Thee of the Republican Party’s most talented baseball players in elected office walk into a podcast studio, and the rest is the latest episode of the Republican Study Committee’s (RSC) Right to the Point podcast, which was obtained exclusively by the Washington Reporter ahead of the annual Congressional Baseball Game.
Sen. Eric Schmitt (R., Mo.) joined Reps. August Pfluger (R., Texas) and Greg Steube (R., Fla.) on the RSC podcast to discuss their predictions for the game, and much more. Schmitt is one of the GOP’s best hitters, and Pfluger — the RSC’s chair — and Steube are the two most recent MVPs of the big game.
Over the years, Schmitt has spoken with the Reporter about why he enjoys joining members of the House for the big game each year, but he explained to Pfluger that love of baseball — and specifically, the St. Louis Cardinals — was a “civic religion” for him growing up. He then played baseball himself in high school and in college, all to prepare him for the big leagues of congressional ball.
“I love the game,” he explained. “And to me, in many ways, it’s sort of like the cadence of the summer. It’s just got a rhythm to it. You can be kind of watching the game, kind of listening to the game.
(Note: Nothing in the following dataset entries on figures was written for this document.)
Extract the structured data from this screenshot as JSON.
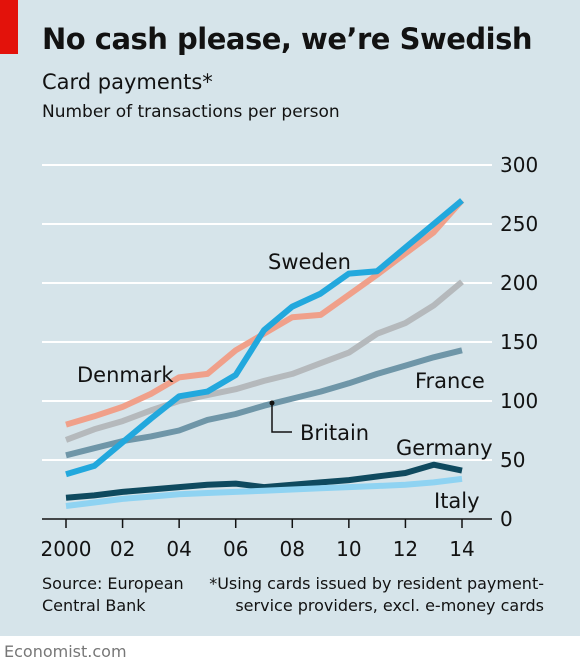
{
  "header": {
    "title": "No cash please, we’re Swedish",
    "subtitle": "Card payments*",
    "units": "Number of transactions per person"
  },
  "footer": {
    "source": "Source: European\nCentral Bank",
    "footnote": "*Using cards issued by resident payment-\nservice providers, excl. e-money cards",
    "credit": "Economist.com"
  },
  "colors": {
    "background": "#d6e4ea",
    "accent_tag": "#e3120b",
    "gridline": "#ffffff",
    "axis": "#121212"
  },
  "chart_data": {
    "type": "line",
    "title": "No cash please, we’re Swedish",
    "subtitle": "Card payments*",
    "ylabel": "Number of transactions per person",
    "xlim": [
      2000,
      2014
    ],
    "ylim": [
      0,
      300
    ],
    "x_ticks": [
      2000,
      2002,
      2004,
      2006,
      2008,
      2010,
      2012,
      2014
    ],
    "x_tick_labels": [
      "2000",
      "02",
      "04",
      "06",
      "08",
      "10",
      "12",
      "14"
    ],
    "y_ticks": [
      0,
      50,
      100,
      150,
      200,
      250,
      300
    ],
    "y_axis_side": "right",
    "grid": true,
    "legend": "direct labels",
    "x": [
      2000,
      2001,
      2002,
      2003,
      2004,
      2005,
      2006,
      2007,
      2008,
      2009,
      2010,
      2011,
      2012,
      2013,
      2014
    ],
    "series": [
      {
        "name": "Denmark",
        "color": "#f0a08a",
        "values": [
          80,
          87,
          95,
          106,
          120,
          123,
          143,
          157,
          171,
          173,
          190,
          207,
          225,
          243,
          270
        ]
      },
      {
        "name": "Britain",
        "color": "#b5b9bc",
        "values": [
          67,
          76,
          83,
          92,
          100,
          105,
          110,
          117,
          123,
          132,
          141,
          157,
          166,
          181,
          201
        ]
      },
      {
        "name": "France",
        "color": "#6f96a8",
        "values": [
          54,
          60,
          66,
          70,
          75,
          84,
          89,
          96,
          102,
          108,
          115,
          123,
          130,
          137,
          143
        ]
      },
      {
        "name": "Sweden",
        "color": "#22a8dd",
        "values": [
          38,
          45,
          65,
          85,
          104,
          108,
          122,
          160,
          180,
          191,
          208,
          210,
          230,
          250,
          270
        ]
      },
      {
        "name": "Germany",
        "color": "#0f4a5f",
        "values": [
          18,
          20,
          23,
          25,
          27,
          29,
          30,
          27,
          29,
          31,
          33,
          36,
          39,
          46,
          41
        ]
      },
      {
        "name": "Italy",
        "color": "#8fd3f2",
        "values": [
          11,
          14,
          17,
          19,
          21,
          22,
          23,
          24,
          25,
          26,
          27,
          28,
          29,
          31,
          34
        ]
      }
    ],
    "labels": {
      "Sweden": "Sweden",
      "Denmark": "Denmark",
      "France": "France",
      "Britain": "Britain",
      "Germany": "Germany",
      "Italy": "Italy"
    }
  }
}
You can go to the game; there’s a pace to it that I love.”
Steube too grew up playing baseball, albeit in “the great state of Florida.”
“Every kid, just about, played baseball or football and played in high school, and I had a lot of opportunities to play in college, but I thought that rodeo was more important than playing baseball, so I decided to do that instead of taking some scholarships.”
Steube noted that he “didn’t even know what the Congressional Baseball Game was until I got elected to Congress, and then Rep. Rodney Davis, when you have the open orientation goes, ‘anybody play baseball?’ And I raise my hand and he says, ‘can you pitch?’ And I said ‘I didn’t pitch, but I can pitch.’ And we went down to the gym, and from that point on, I was apparently the starting pitcher of the Congressional Baseball Game. It’s a lot of fun.”
In the same way that Schmitt has gotten to meet a lot of members of the House through practices and through games, Steube said that he actually got to know Pfluger the best through the baseball game.
“August and I don’t sit on the committees together,” he said, yet “I’ve gotten to know him through playing baseball and going to practice, and you get a good relationship with other members because of going to practice and playing on the game, playing on the team that you wouldn’t otherwise get.”
That type of friendship, Schmitt echoed, is “not transactional or political or something like that.” Rep. Roger Williams (R., Texas), the GOP’s coach, is “a taskmaster with” the early mornings, which Pfluger called “painful.”
Nevertheless, Schmitt says that Williams “does a great job.”
For Pfluger, playing in a Major League stadium is a dream come true. “As a kid growing up in West Texas, I had a grandfather who played at the University of Texas, an uncle who played in the Red Sox system. That’s what I wanted to do. I wanted to play baseball, and I played a little bit in college. But I wasn’t good enough to ever make it to those next levels.” Every year now, however, he gets that opportunity.
For Schmitt too, “this is what I really wanted to do with my life.” He enjoys it even though he normally plays out in left field, which is where the Democrats congregate in the audience.
The game gives lawmakers the opportunity to make friends — but also to make headlines that they never thought possible.
“I never thought as a member of Congress that I would be on ESPN’s top ten, but that was obviously a huge, a huge moment,” Steube said of his performances that led to him getting national sports coverage. “I wasn’t even thinking about a home run when I walked up to the plate. And it was actually funny because Joe Biden had walked onto the field right before that, and I had to rest; that rest gave me the opportunity to kind of regroup because I’d just come off the mound. You’ve got the then-president on the field when I hit the home run.”
Pfluger recounted his experience of that Steube home run, which happened when Biden was in the GOP dugout, of all places. “He’s in the dugout when this happened,” Pfluger says. “The president says ‘what happened? Do we get a touchdown?’ And Steve [Scalise] turns to me. He goes, ‘Mr. President, you are welcome in our dugout anytime.’”
While the Republicans conceded that Rep. Jimmy Panetta (D., Calif.) is one of the Democrats’ best players, they could barely hide their excitement at the prospect of Mark Teixeira winning a seat in Texas and joining the GOP team next year.
“Mark Teixeira will be a good addition to the team,” Steube said, “although the Democrats have said that they probably won’t pitch to him. They’ll just walk him. Well, you can’t walk all of us…That’s just weak. But it’s a game for charity. At least pitch the guy, let him hit them out.”
“We want to win 100 to nothing,” Schmitt said he told Sen. Alex Padilla (D., Calif.), reflecting on what is possible when Teixeira joins.